Hey, never mind my “cavalier” comment above.  I was thinking of it as a noun and not an adjective.  I learned something also!  Sorry…

Phillip

April 29, 2017

1

Sean Kasey

Hey Amber - I think you’ve got a great start here!  The melody feels pretty good and the topic is something people can relate to.

Regarding perspective - (to piggyback on Phillip’s comment above) I actually heard 3 different points of view.  For most of the song you are singing directly to the guy, then the first and 5th lines of the chorus sound (to me) like you are talking to the “cavalier girl” directly, then it switches back to talking to the guy, and then (as Phillip noted) the second half of the chorus is in third person.  I think the decision to sing ABOUT the girl TO the guy is a good one - so I’d stick with that and fixing the other parts to be consistent would be simple enough.  If it was me I might make the first line of the chorus “She’s a Cavalier, Cavalier girl.”  Just to keep it clear that you are talking about her not to her.

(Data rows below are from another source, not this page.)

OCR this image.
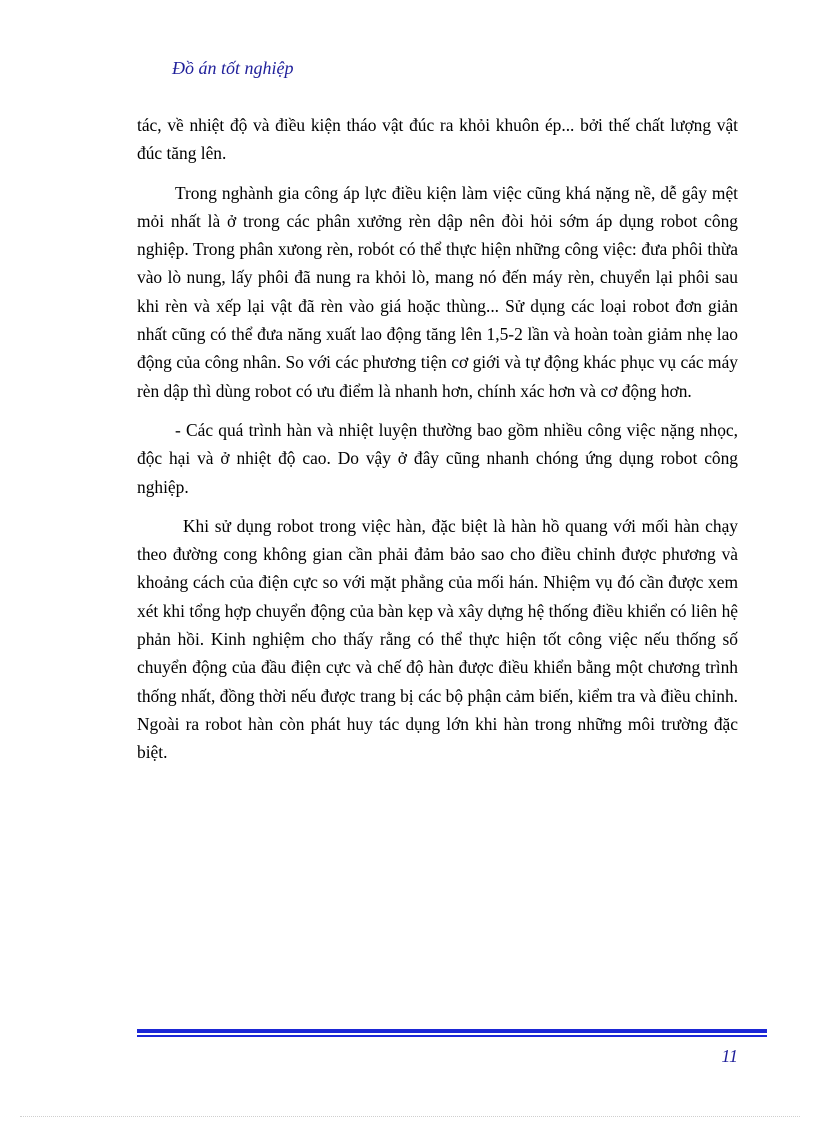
Đồ án tốt nghiệp

tác, về nhiệt độ và điều kiện tháo vật đúc ra khỏi khuôn ép... bởi thế chất lượng vật đúc tăng lên.

Trong nghành gia công áp lực điều kiện làm việc cũng khá nặng nề, dễ gây mệt mỏi nhất là ở trong các phân xưởng rèn dập nên đòi hỏi sớm áp dụng robot công nghiệp. Trong phân xưong rèn, robót có thể thực hiện những công việc: đưa phôi thừa vào lò nung, lấy phôi đã nung ra khỏi lò, mang nó đến máy rèn, chuyển lại phôi sau khi rèn và xếp lại vật đã rèn vào giá hoặc thùng... Sử dụng các loại robot đơn giản nhất cũng có thể đưa năng xuất lao động tăng lên 1,5-2 lần và hoàn toàn giảm nhẹ lao động của công nhân. So với các phương tiện cơ giới và tự động khác phục vụ các máy rèn dập thì dùng robot có ưu điểm là nhanh hơn, chính xác hơn và cơ động hơn.

- Các quá trình hàn và nhiệt luyện thường bao gồm nhiều công việc nặng nhọc, độc hại và ở nhiệt độ cao. Do vậy ở đây cũng nhanh chóng ứng dụng robot công nghiệp.

Khi sử dụng robot trong việc hàn, đặc biệt là hàn hồ quang với mối hàn chạy theo đường cong không gian cần phải đảm bảo sao cho điều chỉnh được phương và khoảng cách của điện cực so với mặt phẳng của mối hán. Nhiệm vụ đó cần được xem xét khi tổng hợp chuyển động của bàn kẹp và xây dựng hệ thống điều khiển có liên hệ phản hồi. Kinh nghiệm cho thấy rằng có thể thực hiện tốt công việc nếu thống số chuyển động của đầu điện cực và chế độ hàn được điều khiển bằng một chương trình thống nhất, đồng thời nếu được trang bị các bộ phận cảm biến, kiểm tra và điều chỉnh. Ngoài ra robot hàn còn phát huy tác dụng lớn khi hàn trong những môi trường đặc biệt.

11
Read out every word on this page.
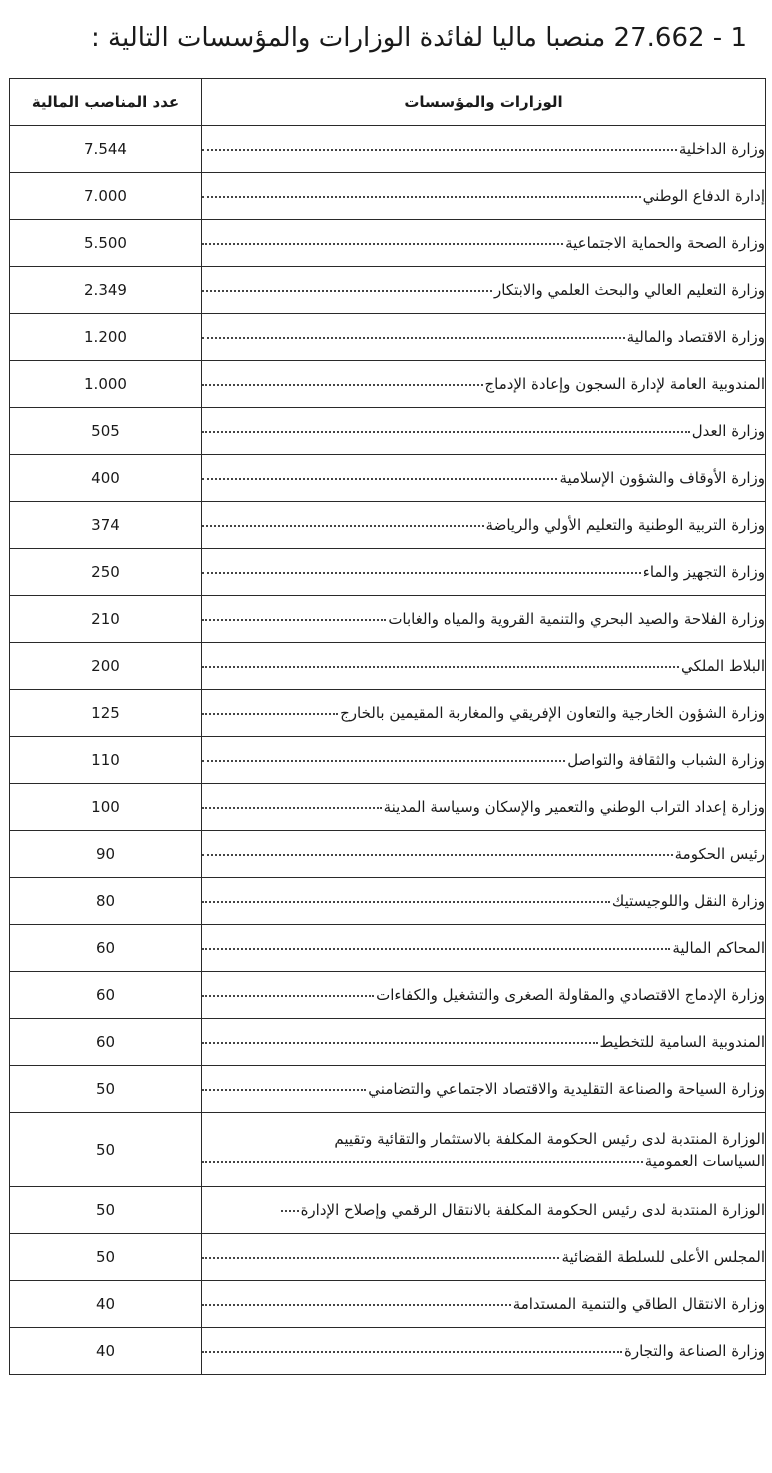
1 - 27.662 منصبا ماليا لفائدة الوزارات والمؤسسات التالية :
الوزارات والمؤسسات	عدد المناصب المالية

وزارة الداخلية	7.544

إدارة الدفاع الوطني	7.000

وزارة الصحة والحماية الاجتماعية	5.500

وزارة التعليم العالي والبحث العلمي والابتكار	2.349

وزارة الاقتصاد والمالية	1.200

المندوبية العامة لإدارة السجون وإعادة الإدماج	1.000

وزارة العدل	505

وزارة الأوقاف والشؤون الإسلامية	400

وزارة التربية الوطنية والتعليم الأولي والرياضة	374

وزارة التجهيز والماء	250

وزارة الفلاحة والصيد البحري والتنمية القروية والمياه والغابات	210

البلاط الملكي	200

وزارة الشؤون الخارجية والتعاون الإفريقي والمغاربة المقيمين بالخارج	125

وزارة الشباب والثقافة والتواصل	110

وزارة إعداد التراب الوطني والتعمير والإسكان وسياسة المدينة	100

رئيس الحكومة	90

وزارة النقل واللوجيستيك	80

المحاكم المالية	60

وزارة الإدماج الاقتصادي والمقاولة الصغرى والتشغيل والكفاءات	60

المندوبية السامية للتخطيط	60

وزارة السياحة والصناعة التقليدية والاقتصاد الاجتماعي والتضامني	50

الوزارة المنتدبة لدى رئيس الحكومة المكلفة بالاستثمار والتقائية وتقييم
السياسات العمومية	50

الوزارة المنتدبة لدى رئيس الحكومة المكلفة بالانتقال الرقمي وإصلاح الإدارة	50

المجلس الأعلى للسلطة القضائية	50

وزارة الانتقال الطاقي والتنمية المستدامة	40

وزارة الصناعة والتجارة	40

Another thing I would look at is meter.  There were some places where the lyrics felt a little choppy.  Not bad, they just need a little tweaking to make them flow a little more.  The one that I can remember for sure right now was in the line “flirting will destroy his word” - it feels like “flir” was held out too long and there needed to be more syllables.  This is probably because the corresponding line in the first half of the chorus (she doesn’t see your heart in her world) has 9 syllables and the flirting line only has 7.  This causes you to draw out the words more to make them fit the musical phrase.  Something I sometimes do is speaking the words out loud without any music or melody to try to feel the rhythm and find where the pulse is.  This can help identify any spots that feel awkward or that just don’t match up with the rest of the song.

Hope this is helpful in some way and keep writing!!

May 01, 2017

0

Amber Lewis

Thank you both for your feedback, your feedback was very very helpful and I very much appreciate your time.Sean I really like the idea of She’s a Cavalier, Cavalier girl! Thanks again!